Code with Explanation :
import cv2
import numpy as np
# Load the source image
src_image = cv2.imread(r"C:\Users\satchit\OneDrive\Desktop\OpenCV Data Flair\Geometric transformations using openCV\skiing-pic.jpg", cv2.IMREAD_GRAYSCALE)
# Apply the Jet color map using cv2.applyColorMap()
colored_image_jet = cv2.applyColorMap(src_image, cv2.COLORMAP_JET)
# Display the grayscale and colored images
cv2.imshow('Grayscale Image', src_image)
cv2.imshow('Colored Image (Jet)', colored_image_jet)
cv2.waitKey(0)
cv2.destroyAllWindows()
Original Image :
Color mapped image :
Explanation :
1. Load the grayscale source image using cv2.imread() with the cv2.IMREAD_GRAYSCALE flag.
2. Apply the desired color map (in this case, Jet) using cv2.applyColorMap().
3. Display both the original grayscale image and the colored image using cv2.imshow().

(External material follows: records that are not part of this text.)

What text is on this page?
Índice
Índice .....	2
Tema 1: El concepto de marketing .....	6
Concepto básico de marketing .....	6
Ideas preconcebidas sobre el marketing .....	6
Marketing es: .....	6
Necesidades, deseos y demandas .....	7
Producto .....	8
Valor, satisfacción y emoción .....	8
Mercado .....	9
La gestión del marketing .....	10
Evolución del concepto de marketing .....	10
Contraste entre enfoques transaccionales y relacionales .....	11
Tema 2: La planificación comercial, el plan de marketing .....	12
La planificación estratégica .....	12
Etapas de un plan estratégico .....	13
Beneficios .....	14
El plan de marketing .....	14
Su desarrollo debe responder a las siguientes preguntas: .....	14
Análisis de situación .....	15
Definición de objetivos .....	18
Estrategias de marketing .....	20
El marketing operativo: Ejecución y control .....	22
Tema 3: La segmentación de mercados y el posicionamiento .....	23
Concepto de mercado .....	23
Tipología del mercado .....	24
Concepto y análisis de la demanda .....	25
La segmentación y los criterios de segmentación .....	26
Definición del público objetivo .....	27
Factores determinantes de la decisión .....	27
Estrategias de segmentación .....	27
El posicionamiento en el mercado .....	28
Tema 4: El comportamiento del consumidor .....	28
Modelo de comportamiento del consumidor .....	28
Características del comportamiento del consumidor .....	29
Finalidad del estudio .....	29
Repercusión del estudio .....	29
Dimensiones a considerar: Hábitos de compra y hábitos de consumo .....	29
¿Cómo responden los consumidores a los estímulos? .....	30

Color maps act as a prism, transforming grayscale images into a spectrum of emotions. By choosing the right color map, you can evoke specific feelings or emphasize patterns in your data. OpenCV’s treasure trove of color maps beckons you to explore the world of visual storytelling with every shade and tint.
Summary
In the realm of OpenCV’s image transformation, we’ve journeyed from reshaping reality to infusing emotions into grayscale canvases. Our toolkit encompassed geometric marvels like rotation and scaling, while color maps turned grayscale gradients into vivid emotional stories.

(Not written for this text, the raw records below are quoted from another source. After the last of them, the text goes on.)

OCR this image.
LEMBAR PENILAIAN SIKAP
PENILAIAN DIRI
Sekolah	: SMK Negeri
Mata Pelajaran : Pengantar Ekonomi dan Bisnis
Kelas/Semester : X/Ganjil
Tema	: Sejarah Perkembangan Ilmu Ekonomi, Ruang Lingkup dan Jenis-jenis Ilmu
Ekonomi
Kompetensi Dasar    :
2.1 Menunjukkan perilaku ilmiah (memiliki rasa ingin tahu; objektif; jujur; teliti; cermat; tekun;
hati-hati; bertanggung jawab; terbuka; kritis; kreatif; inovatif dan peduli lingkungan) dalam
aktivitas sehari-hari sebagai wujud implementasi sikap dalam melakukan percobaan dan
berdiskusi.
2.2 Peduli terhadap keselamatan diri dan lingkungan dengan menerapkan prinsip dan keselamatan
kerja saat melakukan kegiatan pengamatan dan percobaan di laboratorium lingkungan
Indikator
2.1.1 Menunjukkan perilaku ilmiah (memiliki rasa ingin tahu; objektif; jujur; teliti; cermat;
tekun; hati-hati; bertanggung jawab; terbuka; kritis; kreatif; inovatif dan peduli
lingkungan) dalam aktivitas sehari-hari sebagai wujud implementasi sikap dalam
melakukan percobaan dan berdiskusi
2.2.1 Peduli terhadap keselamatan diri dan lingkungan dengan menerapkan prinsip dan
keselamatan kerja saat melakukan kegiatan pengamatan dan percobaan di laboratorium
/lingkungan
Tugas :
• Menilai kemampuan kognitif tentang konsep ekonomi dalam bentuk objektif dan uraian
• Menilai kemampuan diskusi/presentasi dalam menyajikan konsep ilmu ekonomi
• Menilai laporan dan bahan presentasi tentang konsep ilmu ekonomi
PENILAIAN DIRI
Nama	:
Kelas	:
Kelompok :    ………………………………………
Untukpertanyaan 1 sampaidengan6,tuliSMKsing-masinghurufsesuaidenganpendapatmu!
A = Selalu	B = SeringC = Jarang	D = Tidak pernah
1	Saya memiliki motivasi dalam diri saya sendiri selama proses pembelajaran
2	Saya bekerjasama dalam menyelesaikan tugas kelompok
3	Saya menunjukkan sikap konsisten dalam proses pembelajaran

Through code and creativity, we’ve harnessed the power of pixels to craft narratives that transcend the ordinary. As we conclude this exploration, remember that every line of code is a brushstroke on the canvas of imagination, turning data into visual symphonies that resonate far beyond the screen.
OpenCV has opened doors to a realm where technology and art merge, leaving us with endless possibilities to explore. So, go forth, weave your own pixel stories, and let the transformation begin anew.